Das ist ja immer so eine Sache mit externen Beratern, die von sonst woher kommen. Sie wollen berechtigterweise mehrstündige Workshops mit uns machen, aber damit weder früh anfangen noch spät aufhören. Verständlich, denn sie möchten die Sache an einem Tag erledigt haben, ohne dabei zu nachtschlafender Zeit an- oder abzureisen. Das bedeutet, dass derartige Workshops häufig ohne Mittagspause geplant werden, aber eben genau über die Mittagspausenzeit stattfinden. Dafür fehlt mir jedes Verständnis, denn jedem Teilnehmer wird der Magen in den Kniekehlen hängen und dadurch die Konzentration flöten gehen, auch den Beratern. Leider ist diese Problematik mit den wenigsten Beratern vorab zu klären – sie reden einfach nicht darüber. 😮 Rätsel der Menschheit…
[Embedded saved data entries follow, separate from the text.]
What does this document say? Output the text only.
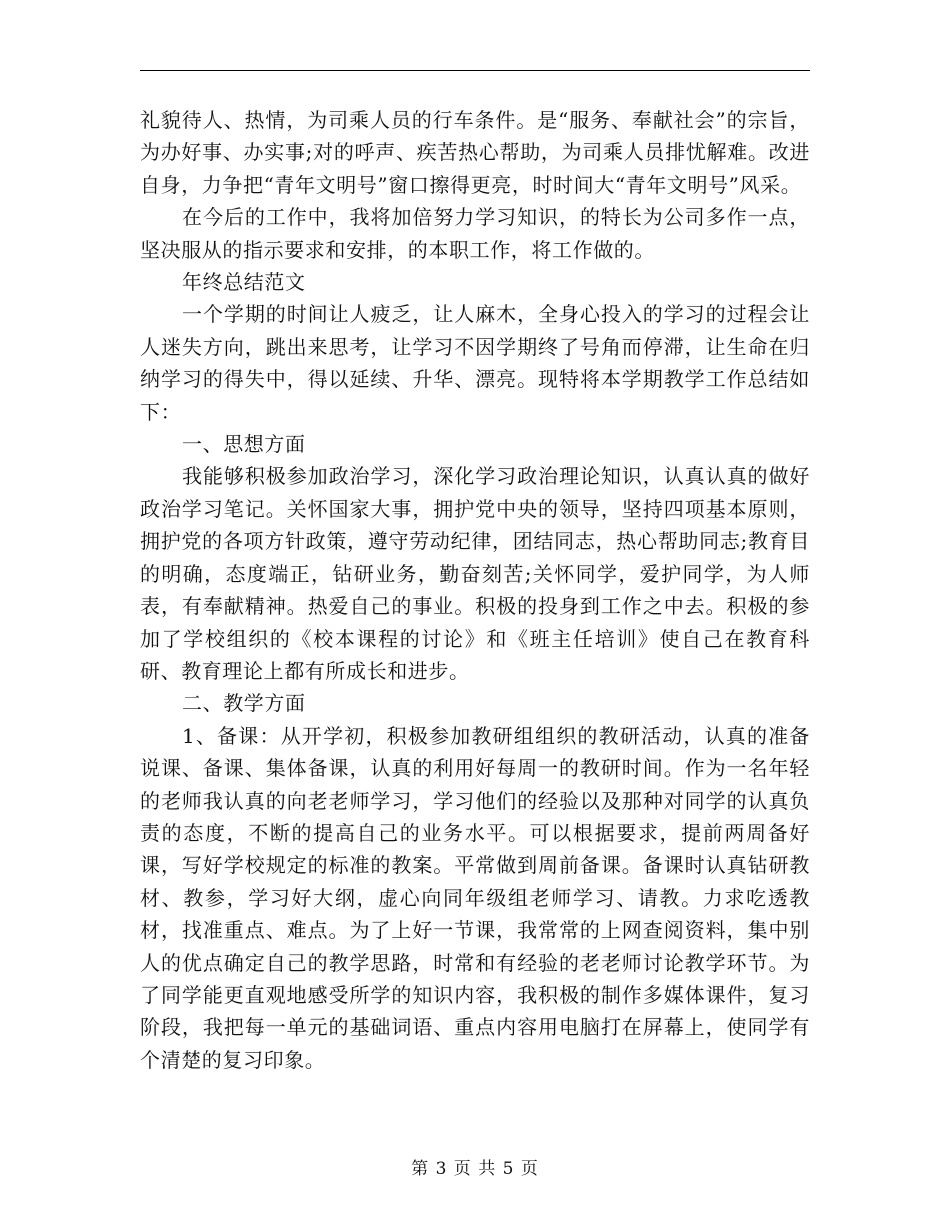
礼貌待人、热情，为司乘人员的行车条件。是“服务、奉献社会”的宗旨，为办好事、办实事;对的呼声、疾苦热心帮助，为司乘人员排忧解难。改进自身，力争把“青年文明号”窗口擦得更亮，时时间大“青年文明号”风采。

在今后的工作中，我将加倍努力学习知识，的特长为公司多作一点，坚决服从的指示要求和安排，的本职工作，将工作做的。

年终总结范文

一个学期的时间让人疲乏，让人麻木，全身心投入的学习的过程会让人迷失方向，跳出来思考，让学习不因学期终了号角而停滞，让生命在归纳学习的得失中，得以延续、升华、漂亮。现特将本学期教学工作总结如下：

一、思想方面

我能够积极参加政治学习，深化学习政治理论知识，认真认真的做好政治学习笔记。关怀国家大事，拥护党中央的领导，坚持四项基本原则，拥护党的各项方针政策，遵守劳动纪律，团结同志，热心帮助同志;教育目的明确，态度端正，钻研业务，勤奋刻苦;关怀同学，爱护同学，为人师表，有奉献精神。热爱自己的事业。积极的投身到工作之中去。积极的参加了学校组织的《校本课程的讨论》和《班主任培训》使自己在教育科研、教育理论上都有所成长和进步。

二、教学方面

1、备课：从开学初，积极参加教研组组织的教研活动，认真的准备说课、备课、集体备课，认真的利用好每周一的教研时间。作为一名年轻的老师我认真的向老老师学习，学习他们的经验以及那种对同学的认真负责的态度，不断的提高自己的业务水平。可以根据要求，提前两周备好课，写好学校规定的标准的教案。平常做到周前备课。备课时认真钻研教材、教参，学习好大纲，虚心向同年级组老师学习、请教。力求吃透教材，找准重点、难点。为了上好一节课，我常常的上网查阅资料，集中别人的优点确定自己的教学思路，时常和有经验的老老师讨论教学环节。为了同学能更直观地感受所学的知识内容，我积极的制作多媒体课件，复习阶段，我把每一单元的基础词语、重点内容用电脑打在屏幕上，使同学有个清楚的复习印象。

第 3 页 共 5 页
  • Beim heutigen Workshop haben A. und ich dieses Problem durch eine große Bestellung von belegten Brötchen in der Kantine gelöst. So konnten wir die Pause kurz halten und trotzdem die Mägen beruhigen. Und zu meinem Glück mag ich die Kantinenbrötchen.
  • Hinterher habe ich noch ein dringend fälliges Protokoll zu Ende geschrieben und kriege ein Fleiß-Sternchen. 😉
  • Der kürzlich gesäte Rucola guckt schon neugierig aus der Erde.

Newsletter

Der bereits unter „Guter Dinge“ erwähnte Newsletter vom Biogartenversand enthielt auch ein paar Tipps für den Balkongärtner im Februar. Ob ich sie umsetze, weiß ich noch nicht – eigentlich ist es doch noch viel zu ungemütlich da draußen. Aber wer weiß, vielleicht gibt’s ja ein paar Tage mit erträglichem Wetter und vielleicht gibt es hier Leser, die das Wetter nicht abschreckt. Also stelle ich mal ein, was ich interessant fand.
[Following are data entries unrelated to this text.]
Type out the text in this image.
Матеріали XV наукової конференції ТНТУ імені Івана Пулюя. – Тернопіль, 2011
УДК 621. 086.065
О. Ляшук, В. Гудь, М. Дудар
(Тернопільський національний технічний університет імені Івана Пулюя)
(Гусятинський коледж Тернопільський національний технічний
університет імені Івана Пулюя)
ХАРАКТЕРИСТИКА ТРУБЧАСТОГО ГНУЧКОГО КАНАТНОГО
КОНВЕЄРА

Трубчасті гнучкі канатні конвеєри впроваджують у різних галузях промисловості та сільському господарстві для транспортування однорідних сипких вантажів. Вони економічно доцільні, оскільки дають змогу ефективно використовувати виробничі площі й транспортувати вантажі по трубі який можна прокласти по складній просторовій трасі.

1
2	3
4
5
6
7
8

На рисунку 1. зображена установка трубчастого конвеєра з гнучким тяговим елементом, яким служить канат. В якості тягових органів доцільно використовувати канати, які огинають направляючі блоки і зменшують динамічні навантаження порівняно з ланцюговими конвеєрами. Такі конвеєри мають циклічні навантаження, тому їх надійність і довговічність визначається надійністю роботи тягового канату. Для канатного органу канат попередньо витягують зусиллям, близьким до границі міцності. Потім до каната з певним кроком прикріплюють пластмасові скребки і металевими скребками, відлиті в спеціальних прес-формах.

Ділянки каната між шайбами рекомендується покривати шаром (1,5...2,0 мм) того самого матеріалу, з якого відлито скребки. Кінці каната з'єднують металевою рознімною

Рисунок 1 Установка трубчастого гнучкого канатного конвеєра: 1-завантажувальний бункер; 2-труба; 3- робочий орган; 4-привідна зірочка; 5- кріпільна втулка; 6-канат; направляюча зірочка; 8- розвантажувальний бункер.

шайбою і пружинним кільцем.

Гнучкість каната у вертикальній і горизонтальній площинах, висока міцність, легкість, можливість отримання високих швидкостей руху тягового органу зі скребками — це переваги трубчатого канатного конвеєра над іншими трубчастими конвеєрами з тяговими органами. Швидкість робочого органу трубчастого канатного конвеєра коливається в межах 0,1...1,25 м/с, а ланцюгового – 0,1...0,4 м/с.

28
  • Rückschnitt der mehrjährigen Kräuter und Blumenstauden Ende Februar. Anschließend die Erde auflockern.
  • Düngen der „hungrigeren“ Arten. Als Beispiele dafür wurden Liebstöckel, Zitronenmelisse, Minze, Astern, Pfingstrosen und Phlox genannt.
  • Aussaat auf der warmen Fensterbank, sofern man im Gegensatz zu mir dafür Platz hat: Tomaten, Paprika, Auberginen.
  • Aussaat geschützt: Salat, Rucola, Kresse.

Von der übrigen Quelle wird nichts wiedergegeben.